Chwile grozy przeżyli kierowcy przejeżdżający obwodnicą Trójmiasta. Jeden z samochodów nagle uderzył w pobocze i zaczął koziołkować. Na szczęście nikomu nic się nie stało. Kierowca był pijany. Reporterka 24, która była świadkiem tej sytuacji, swoje nagranie przesłała na Kontakt 24.
W poniedziałek rano pani Joanna jechała do pracy drogą S6. Pomiędzy węzłami Gdynia Witomino a Gdynia Karwiny o godz. 8:40 nagle rozpędzony samochód przeciął pas, którym jechała pani Joanna i uderzył w nasyp. Pojazd zaczął koziołkować i obracać się wokół własnej osi.

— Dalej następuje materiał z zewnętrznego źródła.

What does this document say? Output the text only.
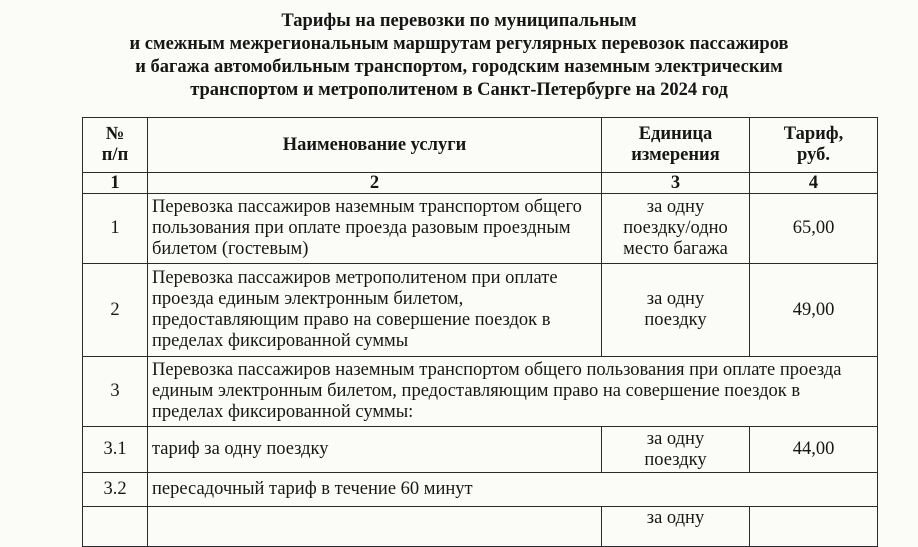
Тарифы на перевозки по муниципальным
и смежным межрегиональным маршрутам регулярных перевозок пассажиров
и багажа автомобильным транспортом, городским наземным электрическим
транспортом и метрополитеном в Санкт-Петербурге на 2024 год
№ п/п	Наименование услуги	Единица измерения	Тариф, руб.
1	2	3	4
1	Перевозка пассажиров наземным транспортом общего пользования при оплате проезда разовым проездным билетом (гостевым)	за одну поездку/одно место багажа	65,00
2	Перевозка пассажиров метрополитеном при оплате проезда единым электронным билетом, предоставляющим право на совершение поездок в пределах фиксированной суммы	за одну поездку	49,00
3	Перевозка пассажиров наземным транспортом общего пользования при оплате проезда единым электронным билетом, предоставляющим право на совершение поездок в пределах фиксированной суммы:		
3.1	тариф за одну поездку	за одну поездку	44,00
3.2	пересадочный тариф в течение 60 минут		
		за одну	
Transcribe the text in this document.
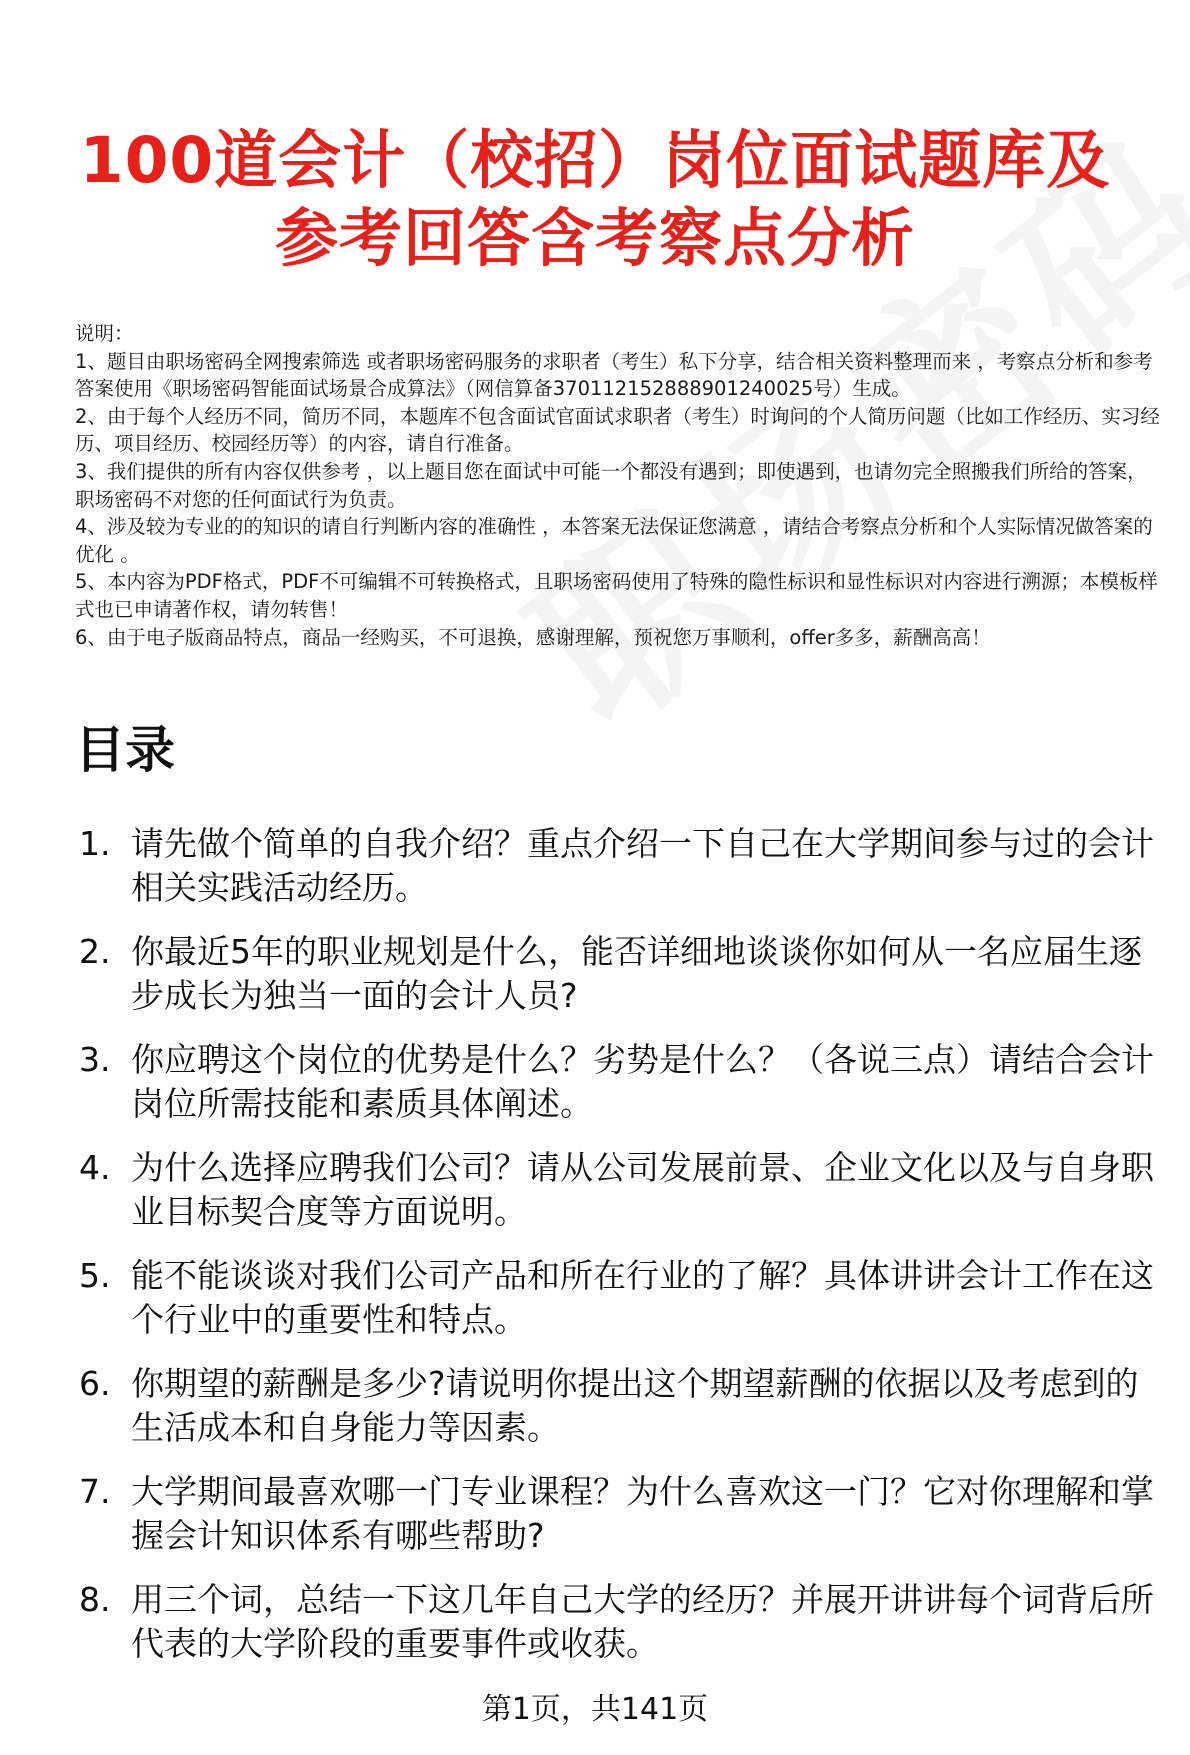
100道会计（校招）岗位面试题库及
参考回答含考察点分析

说明：

1、题目由职场密码全网搜索筛选 或者职场密码服务的求职者（考生）私下分享，结合相关资料整理而来 ，考察点分析和参考答案使用《职场密码智能面试场景合成算法》（网信算备370112152888901240025号）生成。

2、由于每个人经历不同，简历不同，本题库不包含面试官面试求职者（考生）时询问的个人简历问题（比如工作经历、实习经历、项目经历、校园经历等）的内容，请自行准备。

3、我们提供的所有内容仅供参考 ，以上题目您在面试中可能一个都没有遇到；即使遇到，也请勿完全照搬我们所给的答案，职场密码不对您的任何面试行为负责。

4、涉及较为专业的的知识的请自行判断内容的准确性 ，本答案无法保证您满意 ，请结合考察点分析和个人实际情况做答案的优化 。

5、本内容为PDF格式，PDF不可编辑不可转换格式，且职场密码使用了特殊的隐性标识和显性标识对内容进行溯源；本模板样式也已申请著作权，请勿转售！

6、由于电子版商品特点，商品一经购买，不可退换，感谢理解，预祝您万事顺利，offer多多，薪酬高高！

目录
1. 请先做个简单的自我介绍？重点介绍一下自己在大学期间参与过的会计相关实践活动经历。
2. 你最近5年的职业规划是什么，能否详细地谈谈你如何从一名应届生逐步成长为独当一面的会计人员?
3. 你应聘这个岗位的优势是什么？劣势是什么？（各说三点）请结合会计岗位所需技能和素质具体阐述。
4. 为什么选择应聘我们公司？请从公司发展前景、企业文化以及与自身职业目标契合度等方面说明。
5. 能不能谈谈对我们公司产品和所在行业的了解？具体讲讲会计工作在这个行业中的重要性和特点。
6. 你期望的薪酬是多少?请说明你提出这个期望薪酬的依据以及考虑到的生活成本和自身能力等因素。
7. 大学期间最喜欢哪一门专业课程？为什么喜欢这一门？它对你理解和掌握会计知识体系有哪些帮助?
8. 用三个词，总结一下这几年自己大学的经历？并展开讲讲每个词背后所代表的大学阶段的重要事件或收获。
第1页，共141页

- Widziałam tego kierowcę wcześniej w lusterku. Był rozpędzony. Gdybym jechała 20 kilometrów szybciej, uderzyłby w maskę mojego samochodu i już bym z panią nie rozmawiała – relacjonowała nam kobieta.
''Często widzę podobne sytuacje''
Po tym zdarzeniu zatrzymała się, by pomóc kierowcy. Podobnie zrobiło kilku innych kierowców. Mężczyznę z rozbitego samochodu ktoś wyciągnął przez okno. – Stał o własnych siłach, więc chyba nie odniósł dużych obrażeń. Kiedy na miejsce przyjechała policja i karetka, pojechałam do pracy - relacjonowała nam pani Joanna.
Blisko 1,3 promila
Policja zakwalifikowała to zdarzenie jako kolizję drogową. Gdy zbadali kierowcę okazało się, że jest pijany.
- Miał blisko 1,3 promila alkoholu w wydychanym powietrzu. Z uwagi na to, że policjanci podejrzewali, że mężczyzna mógł być również pod wpływem innych środków odurzających, została od niego pobrana krew do dalszych badań - przekazał nam kom. Krzysztof Kuśmierczyk, oficer prasowy Komendy Miejskiej w Gdyni.
Pani Joanna ubolewa, że to nie pierwsza podobna sytuacja, którą widziała na tym odcinku drogi. – Jeżdżę tą drogą codziennie do pracy i niestety bardzo często widzę podobne sytuacje – powiedziała nam.
Prawy pas S6 zablokowany był przez około dwie godziny.